As such, people didn’t fuss over the cost of currency exchange – it was an accepted part of the process. However, in recent years, our world has become more interconnected. We travel much more often. Buying a holiday home in Europe is normal. More of us work abroad as expats. And, we run businesses that have suppliers and staff around the world.
As we’ve sent cash abroad more often, we started to question the small amounts received on the other end. And so, on the internet, we searched for and found out the truth – the banks aren’t loyal to us. Their only obligation is to their shareholders. If charging an extra 2% on transfers increases the size of dividends, they’ll do it in a heartbeat.
Online money transfer firms have attacked these gross inefficiencies
The scam that are bank currency transfers have been exposed for all to see. However, unlike ten years ago, we can actually do something about it.
To be fair, before the 2010s, there were money transfer companies apart from the usual suspects. However, the likes of Global Reach, World First, et al. focused their marketing efforts on the B2B market. By 2010, though, travellers, expats, digital nomads, and overseas workers grew increasingly frustrated with high fees.
Fortunately, two Estonians channelled their anger into action. Fed up with having their paycheques and mortgage payments skimmed, they used their finance experience to start Transferwise. Taavet and Kristo knew the banks/Western Union/Moneygram charged ridiculous fees and margins.
So, they undercut them. Completely. Upon launch in 2010, Transferwise announced they were changing money at the interbank rate. To make money, they charged a small fee on the transfer amount. Usually, this rate hovers around 0.5%.
Over the ensuing years, growth exploded, as they easily offered the best foreign exchange rate in the world. By 2018, they were moving four billion GBP per month. This amount made them the world’s largest money transfer companies. Thanks to their extensive ties to tough markets, Western Union remains on top.
Encouraged by Transferwise’s success, scores of online money transfer companies have flooded the market. CurrencyFair, Azimo, and WorldRemit are just three companies that have made their mark this decade.
Thanks to increasing competition, not even Transferwise can’t always claim to have the best foreign exchange rate. To guarantee the best possible price, we advise taking an hour or two to shop around. By visiting sites like MoneyTransferComparison.com, finding the top FX rates is a piece of cake.

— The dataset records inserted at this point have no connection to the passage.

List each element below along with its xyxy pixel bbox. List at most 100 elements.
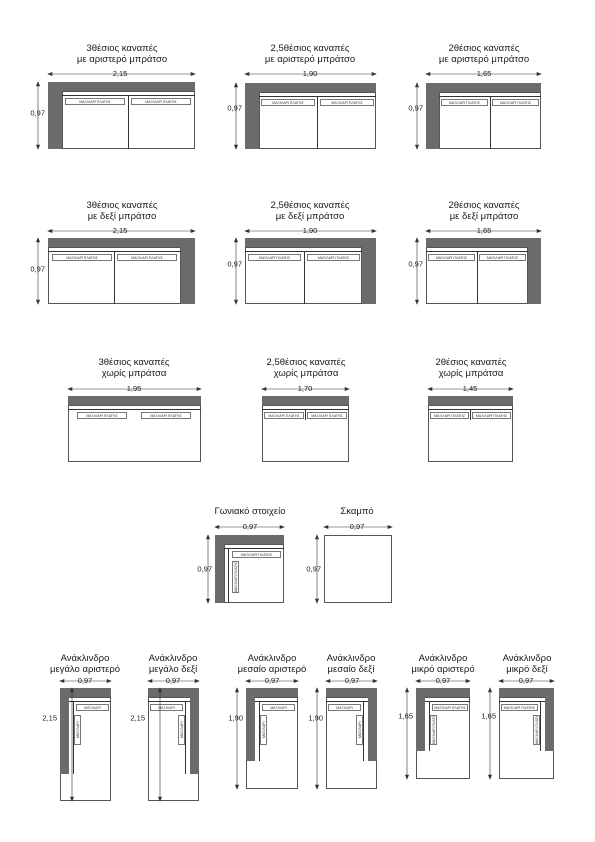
- side-back-line: [228, 548, 229, 603]
- module-title-line1: Ανάκλινδρο: [502, 653, 552, 664]
- corner-title: Γωνιακό στοιχείο: [214, 506, 286, 517]
- width-dimension: 0,97: [241, 522, 259, 531]
- seat-divider: [317, 97, 318, 149]
- module-title: 2θέσιος καναπές χωρίς μπράτσα: [435, 357, 506, 379]
- depth-dimension: 1,90: [308, 713, 323, 723]
- module-title-line1: Ανάκλινδρο: [418, 653, 468, 664]
- depth-dimension: 0,97: [30, 108, 45, 118]
- module-title-line1: Ανάκλινδρο: [60, 653, 110, 664]
- back-line: [255, 701, 298, 702]
- recliner-drawing: ΜΑΞΙΛΑΡΙ ΜΑΞΙΛΑΡΙ: [60, 688, 111, 801]
- side-line: [363, 701, 364, 761]
- backrest: [428, 396, 513, 405]
- back-pillow: ΜΑΞΙΛΑΡΙ: [76, 704, 109, 711]
- sofa-drawing: ΜΑΞΙΛΑΡΙ ΠΛΑΤΗΣ ΜΑΞΙΛΑΡΙ ΠΛΑΤΗΣ: [48, 238, 195, 304]
- side-pillow: ΜΑΞΙΛΑΡΙ: [74, 715, 81, 745]
- seat-divider: [304, 252, 305, 304]
- module-title-line2: μεγάλο αριστερό: [49, 664, 121, 675]
- width-dimension: 2,15: [111, 226, 129, 235]
- back-pillow: ΜΑΞΙΛΑΡΙ ΠΛΑΤΗΣ: [131, 98, 191, 105]
- width-dimension: 2,15: [111, 69, 129, 78]
- back-pillow: ΜΑΞΙΛΑΡΙ ΠΛΑΤΗΣ: [492, 99, 539, 106]
- module-title-line2: με αριστερό μπράτσο: [264, 54, 356, 65]
- recliner-drawing: ΜΑΞΙΛΑΡΙ ΜΑΞΙΛΑΡΙ: [148, 688, 199, 801]
- recliner-drawing: ΜΑΞΙΛΑΡΙ ΠΛΑΤΗΣ ΜΑΞΙΛΑΡΙ ΠΛΑΤΗΣ: [499, 688, 554, 779]
- backrest: [246, 688, 298, 697]
- backrest: [262, 396, 349, 405]
- module-title: Ανάκλινδρο μικρό αριστερό: [411, 653, 474, 675]
- backrest: [245, 83, 376, 92]
- module-title: 3θέσιος καναπές με αριστερό μπράτσο: [77, 43, 167, 65]
- module-title-line2: χωρίς μπράτσα: [273, 368, 339, 379]
- depth-dimension: 1,65: [398, 711, 413, 721]
- depth-dimension: 0,97: [227, 259, 242, 269]
- back-pillow: ΜΑΞΙΛΑΡΙ ΠΛΑΤΗΣ: [65, 98, 125, 105]
- width-dimension: 0,97: [517, 676, 535, 685]
- left-armrest: [416, 688, 425, 751]
- depth-dimension: 2,15: [130, 713, 145, 723]
- module-title-line2: με αριστερό μπράτσο: [76, 54, 168, 65]
- back-pillow: ΜΑΞΙΛΑΡΙ: [262, 704, 295, 711]
- depth-dimension: 0,97: [227, 103, 242, 113]
- depth-dimension: 0,97: [306, 564, 321, 574]
- module-title-line2: με δεξί μπράτσο: [449, 211, 519, 222]
- back-line: [259, 96, 376, 97]
- recliner-drawing: ΜΑΞΙΛΑΡΙ ΜΑΞΙΛΑΡΙ: [326, 688, 377, 789]
- back-pillow: ΜΑΞΙΛΑΡΙ ΠΛΑΤΗΣ: [248, 254, 301, 261]
- right-armrest: [181, 238, 195, 304]
- side-line: [259, 701, 260, 761]
- back-line: [224, 548, 284, 549]
- back-line: [245, 251, 362, 252]
- stool-drawing: [324, 535, 392, 603]
- backrest: [48, 82, 195, 91]
- side-pillow: ΜΑΞΙΛΑΡΙ: [356, 715, 363, 745]
- right-armrest: [362, 238, 376, 304]
- width-dimension: 0,97: [343, 676, 361, 685]
- module-title: Ανάκλινδρο μεσαίο αριστερό: [238, 653, 307, 675]
- left-armrest: [426, 83, 439, 149]
- seat-divider: [490, 97, 491, 149]
- sofa-drawing: ΜΑΞΙΛΑΡΙ ΠΛΑΤΗΣ ΜΑΞΙΛΑΡΙ ΠΛΑΤΗΣ: [426, 83, 541, 149]
- module-title-line1: 2θέσιος καναπές: [448, 43, 520, 54]
- module-title: Σκαμπό: [340, 506, 373, 517]
- module-title-line1: Ανάκλινδρο: [148, 653, 198, 664]
- back-pillow: ΜΑΞΙΛΑΡΙ ΠΛΑΤΗΣ: [430, 412, 469, 419]
- module-title-line2: με αριστερό μπράτσο: [438, 54, 530, 65]
- backrest: [326, 688, 377, 697]
- module-title-line1: 2θέσιος καναπές: [435, 357, 507, 368]
- module-title-line2: μικρό αριστερό: [411, 664, 475, 675]
- back-line: [148, 701, 190, 702]
- sofa-drawing: ΜΑΞΙΛΑΡΙ ΠΛΑΤΗΣ ΜΑΞΙΛΑΡΙ ΠΛΑΤΗΣ: [426, 238, 541, 304]
- depth-dimension: 1,90: [228, 713, 243, 723]
- recliner-drawing: ΜΑΞΙΛΑΡΙ ΠΛΑΤΗΣ ΜΑΞΙΛΑΡΙ ΠΛΑΤΗΣ: [416, 688, 470, 779]
- back-line: [426, 251, 528, 252]
- back-pillow: ΜΑΞΙΛΑΡΙ ΠΛΑΤΗΣ: [432, 704, 468, 711]
- back-line: [68, 409, 201, 410]
- right-armrest: [190, 688, 199, 774]
- back-line: [262, 409, 349, 410]
- module-title-line2: με δεξί μπράτσο: [87, 211, 157, 222]
- back-pillow: ΜΑΞΙΛΑΡΙ ΠΛΑΤΗΣ: [472, 412, 511, 419]
- width-dimension: 1,95: [125, 384, 143, 393]
- module-title-line1: 2,5θέσιος καναπές: [270, 43, 350, 54]
- module-title-line2: χωρίς μπράτσα: [101, 368, 167, 379]
- module-title-line2: μεσαίο δεξί: [327, 664, 375, 675]
- recliner-drawing: ΜΑΞΙΛΑΡΙ ΜΑΞΙΛΑΡΙ: [246, 688, 298, 789]
- sofa-drawing: ΜΑΞΙΛΑΡΙ ΠΛΑΤΗΣ ΜΑΞΙΛΑΡΙ ΠΛΑΤΗΣ: [245, 238, 376, 304]
- backrest: [48, 238, 195, 247]
- width-dimension: 1,65: [475, 69, 493, 78]
- module-title-line1: Ανάκλινδρο: [247, 653, 297, 664]
- back-line: [439, 96, 541, 97]
- back-pillow: ΜΑΞΙΛΑΡΙ ΠΛΑΤΗΣ: [264, 412, 304, 419]
- back-line: [326, 701, 368, 702]
- module-title-line1: 3θέσιος καναπές: [86, 200, 158, 211]
- sofa-drawing: ΜΑΞΙΛΑΡΙ ΠΛΑΤΗΣ ΜΑΞΙΛΑΡΙ ΠΛΑΤΗΣ: [262, 396, 349, 462]
- module-title: Ανάκλινδρο μεγάλο δεξί: [149, 653, 198, 675]
- back-line: [425, 701, 470, 702]
- back-pillow: ΜΑΞΙΛΑΡΙ ΠΛΑΤΗΣ: [232, 551, 281, 558]
- module-title-line2: μεγάλο δεξί: [148, 664, 198, 675]
- width-dimension: 1,90: [301, 226, 319, 235]
- seat-divider: [114, 252, 115, 304]
- width-dimension: 0,97: [434, 676, 452, 685]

Remember: the more you send, the more your savings (or losses) will add up.
Look out for your bottom line
You’re 100% responsible for the state of your finances. Banks will NOT go out of their way to save you money on currency exchange. However, you now can save considerable amounts of cash on money transfer by taking advantage of alternatives.
Weigh up your options, then choose the money transfer companies that best fit your situation. It’s that simple.